Pib is a well-characterized rice blast-resistance gene belonging to the nucleotide binding site (NBS) and leucine-rich repeat (LRR) superfamily. Expression of Pib was low under non-challenged conditions, but strongly induced by the blast-causing fungal pathogen Magnaporthe grisea, thereby conferring resistance to the pathogen. It is generally established that cytosine methylation of the promoter-region often plays a repressive role in modulating expression of the gene in question. We report here that two critical regions of the Pib promoter were heavily CG cytosine-methylated in both cultivars studied. Surprisingly, induced expression of Pib by M. grisea infection did not entail its promoter demethylation, and partial demethylation by 5-azacytidine-treatment actually reduced Pib expression relative to wild-type plants. Accordingly, the blast disease-resistance was compromised in the 5′-azaC-treated plants relative to wild-type. In contrast, the disease susceptibility was not affected by the 5′-azaC treatment in another two rice cultivars that did not contain the Pib gene, ruling out effects of other R genes and non-specific genotoxic effects by the drug-treatment as a cause for the compromised Pib-conditioned blast-resistance. Taken together, our results suggest that promoter DNA methylation plays a novel enhancing role in conditioning high-level of induced expression of the Pib gene in times of M. grisea infection, and its conferred resistance to the pathogen.

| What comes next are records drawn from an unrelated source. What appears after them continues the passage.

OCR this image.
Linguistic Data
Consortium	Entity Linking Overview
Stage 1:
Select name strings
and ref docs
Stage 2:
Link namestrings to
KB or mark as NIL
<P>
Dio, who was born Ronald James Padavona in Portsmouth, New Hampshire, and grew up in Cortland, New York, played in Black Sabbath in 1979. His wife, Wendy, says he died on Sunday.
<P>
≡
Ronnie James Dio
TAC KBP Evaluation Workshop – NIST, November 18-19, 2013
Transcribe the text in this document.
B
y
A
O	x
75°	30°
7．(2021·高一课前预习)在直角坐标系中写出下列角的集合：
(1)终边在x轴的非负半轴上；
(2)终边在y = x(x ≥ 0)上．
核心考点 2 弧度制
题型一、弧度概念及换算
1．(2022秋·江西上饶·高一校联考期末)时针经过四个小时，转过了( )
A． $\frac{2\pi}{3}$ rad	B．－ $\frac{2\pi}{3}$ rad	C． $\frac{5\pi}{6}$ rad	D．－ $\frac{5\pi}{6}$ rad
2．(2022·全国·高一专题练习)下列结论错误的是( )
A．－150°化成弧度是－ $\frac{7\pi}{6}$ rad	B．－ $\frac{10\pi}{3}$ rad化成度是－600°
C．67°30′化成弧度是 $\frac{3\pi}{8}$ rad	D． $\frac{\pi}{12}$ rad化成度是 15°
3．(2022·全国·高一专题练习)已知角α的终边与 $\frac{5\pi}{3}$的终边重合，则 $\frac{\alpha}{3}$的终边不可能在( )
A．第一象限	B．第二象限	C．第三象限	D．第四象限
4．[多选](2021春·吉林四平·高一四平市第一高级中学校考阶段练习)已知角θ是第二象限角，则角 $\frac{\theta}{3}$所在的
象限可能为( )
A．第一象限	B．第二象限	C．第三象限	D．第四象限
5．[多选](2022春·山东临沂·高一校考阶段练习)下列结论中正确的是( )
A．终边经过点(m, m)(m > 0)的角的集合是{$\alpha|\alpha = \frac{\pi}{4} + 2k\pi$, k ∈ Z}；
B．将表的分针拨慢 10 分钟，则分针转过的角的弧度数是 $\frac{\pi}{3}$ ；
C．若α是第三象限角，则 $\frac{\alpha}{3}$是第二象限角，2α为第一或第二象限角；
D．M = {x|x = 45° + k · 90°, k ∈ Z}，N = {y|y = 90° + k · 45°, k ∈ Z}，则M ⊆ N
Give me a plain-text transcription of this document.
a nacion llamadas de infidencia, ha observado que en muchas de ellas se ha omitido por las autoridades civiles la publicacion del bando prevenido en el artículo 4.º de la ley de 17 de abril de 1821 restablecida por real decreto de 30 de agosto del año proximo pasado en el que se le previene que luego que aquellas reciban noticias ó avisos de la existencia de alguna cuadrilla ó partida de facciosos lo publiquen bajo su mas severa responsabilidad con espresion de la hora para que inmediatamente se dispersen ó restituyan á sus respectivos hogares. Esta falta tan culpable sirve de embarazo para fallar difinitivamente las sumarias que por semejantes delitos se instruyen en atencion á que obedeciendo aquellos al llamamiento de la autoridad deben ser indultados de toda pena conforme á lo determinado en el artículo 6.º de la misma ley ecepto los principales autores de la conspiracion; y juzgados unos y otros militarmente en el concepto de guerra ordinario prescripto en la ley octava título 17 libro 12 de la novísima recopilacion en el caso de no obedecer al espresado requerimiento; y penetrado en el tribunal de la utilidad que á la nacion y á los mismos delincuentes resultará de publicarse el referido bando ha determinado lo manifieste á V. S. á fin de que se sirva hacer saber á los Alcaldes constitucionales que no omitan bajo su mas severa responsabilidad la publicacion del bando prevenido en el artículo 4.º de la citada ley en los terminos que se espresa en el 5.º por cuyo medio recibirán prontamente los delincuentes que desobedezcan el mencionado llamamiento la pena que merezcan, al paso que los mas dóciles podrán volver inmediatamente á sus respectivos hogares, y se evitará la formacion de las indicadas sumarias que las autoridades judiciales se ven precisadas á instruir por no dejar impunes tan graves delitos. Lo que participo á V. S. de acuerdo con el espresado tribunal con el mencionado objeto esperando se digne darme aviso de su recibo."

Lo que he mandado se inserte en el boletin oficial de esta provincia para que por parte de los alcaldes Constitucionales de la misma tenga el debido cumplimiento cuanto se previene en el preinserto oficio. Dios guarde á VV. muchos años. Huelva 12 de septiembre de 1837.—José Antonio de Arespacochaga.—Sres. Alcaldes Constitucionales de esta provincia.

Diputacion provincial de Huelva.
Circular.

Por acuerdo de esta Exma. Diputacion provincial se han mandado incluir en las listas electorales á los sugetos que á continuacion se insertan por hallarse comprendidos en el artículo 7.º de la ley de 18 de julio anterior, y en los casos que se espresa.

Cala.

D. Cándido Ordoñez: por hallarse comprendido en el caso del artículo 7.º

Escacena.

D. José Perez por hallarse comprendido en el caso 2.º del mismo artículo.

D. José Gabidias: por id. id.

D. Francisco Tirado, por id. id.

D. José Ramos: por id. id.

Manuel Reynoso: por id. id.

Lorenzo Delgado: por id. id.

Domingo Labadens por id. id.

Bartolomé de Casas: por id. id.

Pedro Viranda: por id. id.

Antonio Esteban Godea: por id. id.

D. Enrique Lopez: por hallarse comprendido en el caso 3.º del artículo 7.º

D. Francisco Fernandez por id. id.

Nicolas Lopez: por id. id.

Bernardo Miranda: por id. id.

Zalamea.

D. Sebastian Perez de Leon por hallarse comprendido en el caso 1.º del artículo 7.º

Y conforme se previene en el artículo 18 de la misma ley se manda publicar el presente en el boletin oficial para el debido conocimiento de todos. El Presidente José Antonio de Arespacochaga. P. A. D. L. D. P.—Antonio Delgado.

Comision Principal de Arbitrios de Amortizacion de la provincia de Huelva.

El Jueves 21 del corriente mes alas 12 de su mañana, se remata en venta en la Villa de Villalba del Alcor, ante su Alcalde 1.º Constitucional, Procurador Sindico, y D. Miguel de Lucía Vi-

Keywords: DNA methylation; Magnaporthe grisea; blast-resistance; induced Pib expression.

Li Y, Xia Q, Kou H, Wang D, Lin X, Wu Y, Xu C, Xing S and Liu B (2011) Induced Pib expression and resistance to Magnaporthe grisea are compromised by cytosine demethylation at critical promoter regions in rice. J. Integr. Plant Biol. 53(10), 814-823.

Key words: blast-resistance, DNA methylation, induced Pib expression, Magnaporthe grisea.